Kerry and Benny

A familiar bark and sneeze on my feet from Benny welcomes me as I greet Kerry and look down to see the mop of white fluff waiting for my attention. I haven’t seen Kerry in a year, since I moved away from West Perth and handed over Benny’s leash to some other amazing POOPS volunteers. I’m welcomed into Kerry’s house like an old friend and, after showing Benny the high praise and pats he deserves, we sit down to chat.


Kerry has been a client of POOPS since 2022 and Benny, the Maltese Shih Tzu who is turning 16 years old this year, is her daily companion. Her sister, who was looking for services to assist Kerry to stay in her home, suggested POOPS to Kerry. Kerry’s increasingly limited range of movement and declining eyesight meant she could no longer take Benny to the park. Kerry still wanted Benny to have the benefits of getting out for a walk and connected with POOPS.

Simple as it is, it’s so meaningful the whole thing…it’s a gift… it’s selfless.”
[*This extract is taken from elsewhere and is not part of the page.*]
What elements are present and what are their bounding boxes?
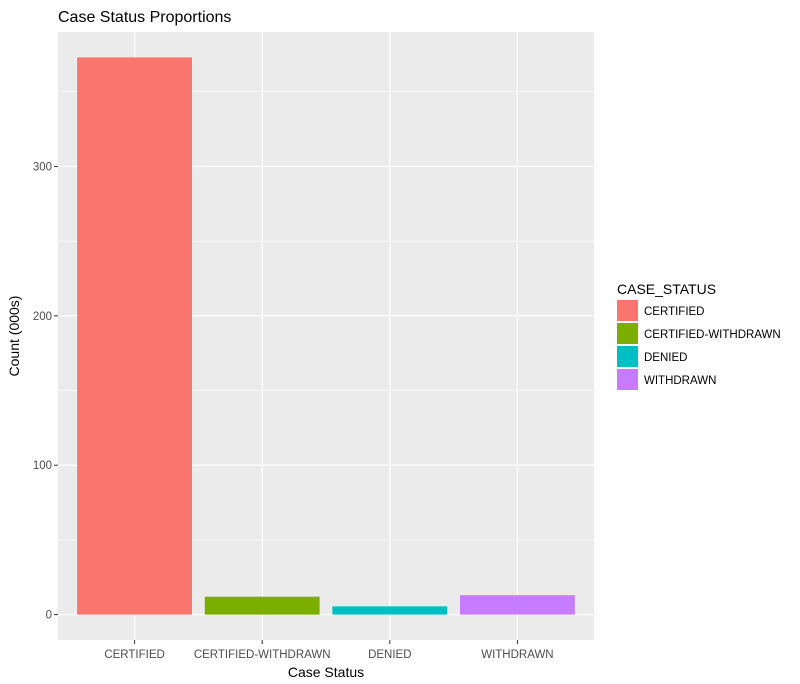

It is important to Kerry to maintain her independence and wellbeing, not just for herself, but for little Benny. Kerry has always had dogs in her life as a constant source of companionship and says,

To have these [volunteers] give so generously of their time because it helps me stay in my home and have a pet…It means I’ve got a companion and I’m not here by myself”.
Benny the Maltese Shih Tzu

Benny may be an older gentleman, but he hasn’t lost his spark. While we’ve been talking, he has been keeping one eye open from his spot on the sofa. Any movement attracts his curiosity and we’re visited at our place in the kitchen regularly so we can provide him with our adoration.

Benny is a great lover of his walks and Kerry is grateful that his POOPS volunteers keep him exercised, stimulated and socialised.

[Benny] loves it when he sees other dogs. He still does his little dancing routine…He’s a pretty cool dude in lots of ways. He’s pretty relaxed.”

I reflect on the times I walked with Benny and how interested he was in greeting other dogs. The idea that another dog might want to bark loudly at him or not return his affections is absolutely baffling to Benny!


Kerry can’t speak highly enough of POOPS as an organisation, and as an idea. POOPS is “an extraordinary concept… that people would be so generous with their time for people who are unable to do the right thing by their animals,” Kerry says.


Kerry & Benny relaxing
I can’t think of a more positive, community-oriented, caring service for animals… it’s unbelievable”.

Not only does Benny get to socialise and walk in the local park, but Kerry also enjoys connecting with POOPS volunteers too, “The walkers are genuinely interesting people so I actually enjoy the few minutes we have to chat or catch up… The people who walk the dogs are very generous hearted people”. The opportunity to meet new people is a highlight for Kerry and an amazing part of POOPS that she appreciates,

It’s a miracle but it has all the benefits of people meeting people they wouldn’t normally meet, different age groups. Those things don’t cross over all the time.”

The relationship of trust that is built between Kerry, Benny and POOPS volunteers is not lost on Kerry, “If someone has a personal relationship with the dog, like POOPS offers, it just changes the whole scenario.” Comparing her situation to friends who live in other cities, POOPS is a welcome antidote to impersonal, commercial dog-walking services.

I always feel very safe when [POOPS volunteers] come”

As I glance at the time I can’t believe we’ve been drinking tea and chatting for nearly two hours, all under the watchful eye of a half-sleeping Benny. It’s easy to tell from the short time we’ve been acquainted that Kerry is an outgoing woman with an easygoing nature, and it’s possible to see these qualities in Benny. They are a perfect pair in many ways!

As a parting question I ask Kerry if there is anything she’d like to say to POOPS volunteers. “I’d really like the people who are volunteering to receive the accolades they deserve, quite frankly… A group of people who really love their animals will be so grateful for the support…”, Kerry states matter of factly.

I love [my volunteers]…There’s not a week that I don’t think ‘how lucky am I?”